Regarding following the New Covenant by virtue of living under the legalism of the Old Covenant standards:
"Historically the church has seen Jesus as the True Seed of Abraham, and all those united to Him in faith are heirs of the Abrahamic promises (Gal. 3). While those promises include, in general, glorious pledges to our children, one of the errors of the modern patriarchy movement is to turn those promises into a technique of works-righteousness in which parental law-keeping (defined as rule adherence) secures multi-generational blessings. But for Moses, at the heart of the law is the Gospel, and it is this Gospel that seems tragically absent from much patriarchal ideology."

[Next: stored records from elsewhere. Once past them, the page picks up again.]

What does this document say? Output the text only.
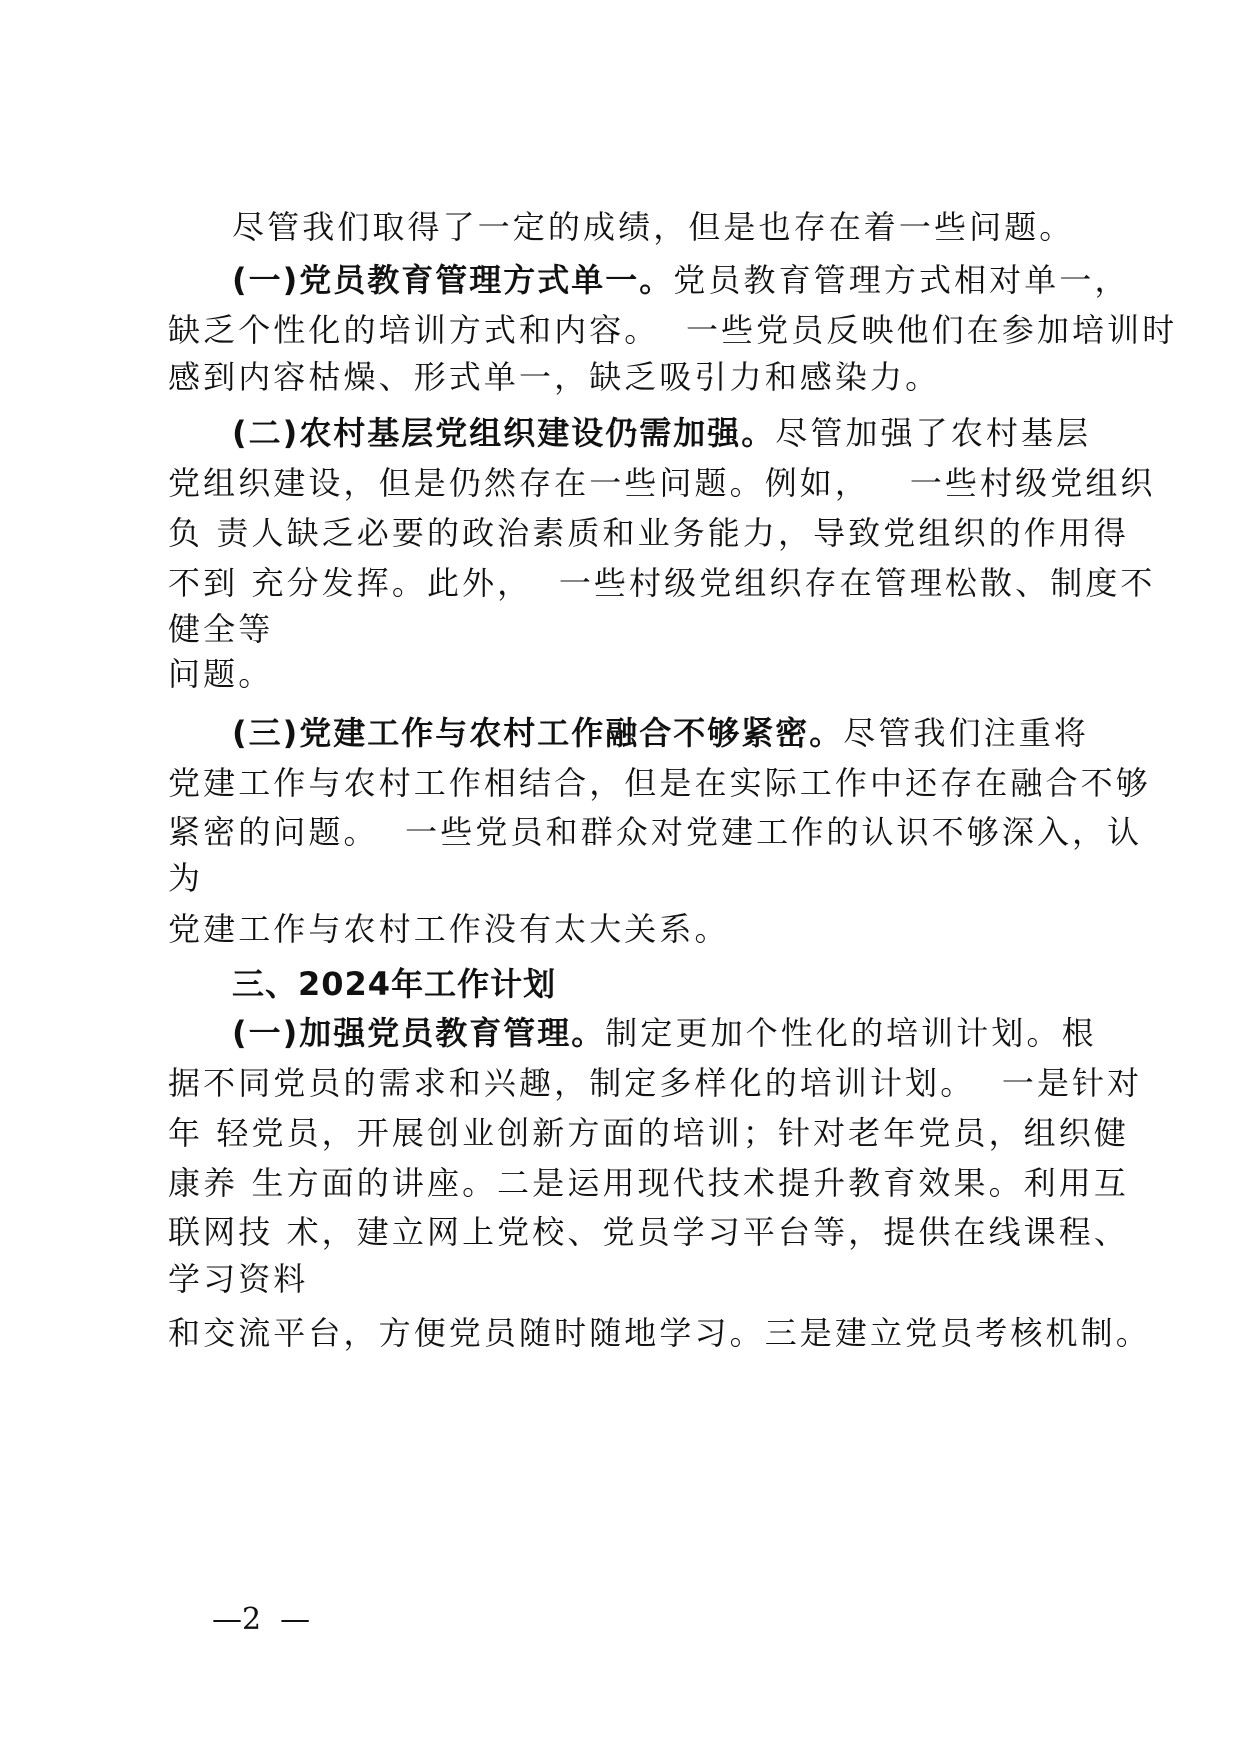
尽管我们取得了一定的成绩，但是也存在着一些问题。
(一)党员教育管理方式单一。党员教育管理方式相对单一，
缺乏个性化的培训方式和内容。  一些党员反映他们在参加培训时
感到内容枯燥、形式单一，缺乏吸引力和感染力。
(二)农村基层党组织建设仍需加强。尽管加强了农村基层
党组织建设，但是仍然存在一些问题。例如，   一些村级党组织
负 责人缺乏必要的政治素质和业务能力，导致党组织的作用得
不到 充分发挥。此外，  一些村级党组织存在管理松散、制度不
健全等
问题。
(三)党建工作与农村工作融合不够紧密。尽管我们注重将
党建工作与农村工作相结合，但是在实际工作中还存在融合不够
紧密的问题。  一些党员和群众对党建工作的认识不够深入，认
为
党建工作与农村工作没有太大关系。
三、2024年工作计划
(一)加强党员教育管理。制定更加个性化的培训计划。根
据不同党员的需求和兴趣，制定多样化的培训计划。  一是针对
年 轻党员，开展创业创新方面的培训；针对老年党员，组织健
康养 生方面的讲座。二是运用现代技术提升教育效果。利用互
联网技 术，建立网上党校、党员学习平台等，提供在线课程、
学习资料
和交流平台，方便党员随时随地学习。三是建立党员考核机制。
—2  —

personal communication, 2Feb09
And from "False Fear"
on the "Sandlin Says" blog :
“They feared the Lord, and served their own gods.” This record is as old as the Bible, but it is as new as today. These ancient people have kin among us in our age. There is at this present time, a generation of professing Christians who say they fear the one true God, but serve another.
Something is tragically wrong when a person can divorce their fear of God from their obedience to God. We are told in the Scriptures to “...fear the Lord...and obey his voice...” It is plain to see, these ancients, along with their modern day contemporaries, have a counterfeit fear. Notice that all the wrong lies in the fear itself. If you’re wrong on the fear, then you’re wrong on everything else.
You can always spot a person with a false fear of God. Yes, they pay Him outward respect, and give Him formal recognition, but that is as far as it goes. This kind of fear is skin courtesy. There is no beating heart behind it. It’s hollow—not holy. These kinds of people give God a passing nod on their way to do something they feel is better.
The Irish have a good saying for a person when they speak without their heart being in it, “He speaks from the teeth out.”